Lovely, previously executive editor of The Desert Sun in Palm Springs, Calif., will oversee the newsroom of 400 journalists daily under Tom Callinan, the Republic‘s executive editor. Callinan also hired Lovely in 1992, as assistant managing editor at The News-Press in Fort Myers, Fla., the first in a string of four Gannett Co. Inc. papers for Lovely leading him to Phoenix.
A Feb. 14 story in the Republic on Lovely’s appointment did not overtly discuss the 38-year-old’s sexual orientation, but did include a matter-of-fact note that he would be moving to Phoenix with his partner. The paper is providing that partner, John Sallot, head-hunting help to find a new job, a perk typically associated with executives who move with married spouses.
“Gannett has been very gracious,” Lovely said. “The company as a whole and the people at The Arizona Republic are very understanding.”
Robert Dodge, president of the National Lesbian and Gay Journalists Association (NLGJA), cheered the appointment. “You can find plenty of gay people in the upper echelons of the news business, but it is less common to find those that are totally out,” said Dodge, a national economics correspondent in the Washington bureau of The Dallas Morning News. “This is true in both print and broadcast. … It says good things about Gannett in advancing the career of a news professional who has the courage and confidence to be fully out in the newsroom.”

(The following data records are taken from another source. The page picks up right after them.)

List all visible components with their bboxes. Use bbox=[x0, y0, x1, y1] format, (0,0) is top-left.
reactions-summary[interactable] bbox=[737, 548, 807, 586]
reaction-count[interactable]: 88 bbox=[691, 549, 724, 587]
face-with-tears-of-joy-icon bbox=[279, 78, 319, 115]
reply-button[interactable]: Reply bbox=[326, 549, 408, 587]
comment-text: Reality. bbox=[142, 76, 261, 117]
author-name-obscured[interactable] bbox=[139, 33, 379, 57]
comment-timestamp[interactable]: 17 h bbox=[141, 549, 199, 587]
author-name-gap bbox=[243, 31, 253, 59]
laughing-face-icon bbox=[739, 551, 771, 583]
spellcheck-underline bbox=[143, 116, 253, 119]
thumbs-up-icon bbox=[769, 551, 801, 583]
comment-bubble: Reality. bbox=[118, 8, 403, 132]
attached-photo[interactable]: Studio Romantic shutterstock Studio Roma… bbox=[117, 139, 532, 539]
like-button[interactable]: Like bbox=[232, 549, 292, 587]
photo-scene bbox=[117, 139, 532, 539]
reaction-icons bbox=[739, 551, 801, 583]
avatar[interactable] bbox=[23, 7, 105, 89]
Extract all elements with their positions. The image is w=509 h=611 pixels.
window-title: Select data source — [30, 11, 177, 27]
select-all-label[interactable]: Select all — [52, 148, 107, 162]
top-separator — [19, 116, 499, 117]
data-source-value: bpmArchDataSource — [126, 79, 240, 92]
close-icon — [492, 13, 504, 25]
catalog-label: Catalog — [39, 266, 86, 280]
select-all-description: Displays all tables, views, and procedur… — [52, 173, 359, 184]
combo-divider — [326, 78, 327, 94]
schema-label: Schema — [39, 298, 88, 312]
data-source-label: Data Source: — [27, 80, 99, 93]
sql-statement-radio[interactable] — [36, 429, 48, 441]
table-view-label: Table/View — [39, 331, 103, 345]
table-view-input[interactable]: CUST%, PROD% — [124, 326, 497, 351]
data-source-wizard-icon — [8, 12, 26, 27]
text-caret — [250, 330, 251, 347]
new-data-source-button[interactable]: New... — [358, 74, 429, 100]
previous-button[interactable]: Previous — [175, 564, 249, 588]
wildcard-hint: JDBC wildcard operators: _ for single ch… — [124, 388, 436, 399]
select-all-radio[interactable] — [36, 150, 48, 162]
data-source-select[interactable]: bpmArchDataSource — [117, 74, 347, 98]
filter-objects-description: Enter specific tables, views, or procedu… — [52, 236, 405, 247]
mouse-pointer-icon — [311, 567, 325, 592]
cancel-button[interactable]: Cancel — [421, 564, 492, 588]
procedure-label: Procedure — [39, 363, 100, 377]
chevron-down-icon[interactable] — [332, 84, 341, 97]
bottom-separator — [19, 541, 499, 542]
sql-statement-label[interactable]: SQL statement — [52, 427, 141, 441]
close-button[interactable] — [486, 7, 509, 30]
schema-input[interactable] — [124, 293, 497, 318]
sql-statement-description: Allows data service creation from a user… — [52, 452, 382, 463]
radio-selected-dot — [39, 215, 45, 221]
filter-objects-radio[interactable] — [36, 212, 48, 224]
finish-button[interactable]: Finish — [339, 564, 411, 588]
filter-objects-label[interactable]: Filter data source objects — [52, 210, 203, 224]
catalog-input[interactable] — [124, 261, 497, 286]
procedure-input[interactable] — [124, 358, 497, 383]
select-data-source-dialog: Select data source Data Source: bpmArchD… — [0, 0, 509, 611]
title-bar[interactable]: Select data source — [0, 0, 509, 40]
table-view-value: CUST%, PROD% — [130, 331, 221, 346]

As recently as last year, Gannett was on NLGJA’s hit list for failing to offer benefits to the domestic partners of its employees. Lovely, who has been out of the closet in his newsrooms since age 26, said he voiced his distaste for Gannett’s benefits policy at many high-ranking meetings over the years. The company began offering domestic-partner benefits this year.
Lovely pointed to the fact that he’s continued his fast rise despite being gay, and vocal, as proof that the industry is changing. He said he’ll focus as managing editor on finding ways to provide relevant community news to Phoenix’s ever-sprawling population. The gay issue won’t be a priority, he insisted.
“All I have to be is true to myself and true to the responsibilities I’ve been given,” he said. “I’m not going to deny coverage to the gay and lesbian community to prove something to the rest of the readership, but I’m also not going to turn The Arizona Republic into the community’s gay-and-lesbian newspaper. You can’t get caught up in that or you start to second-guess yourself too much.”
While Lovely is the highest-ranking out editor at a large metro daily today, other openly gay editors at smaller papers have previously held higher titles. Leroy Aarons, founder of NLGJA, came out publicly in 1990 when he was executive editor of The Oakland (Calif.) Tribune.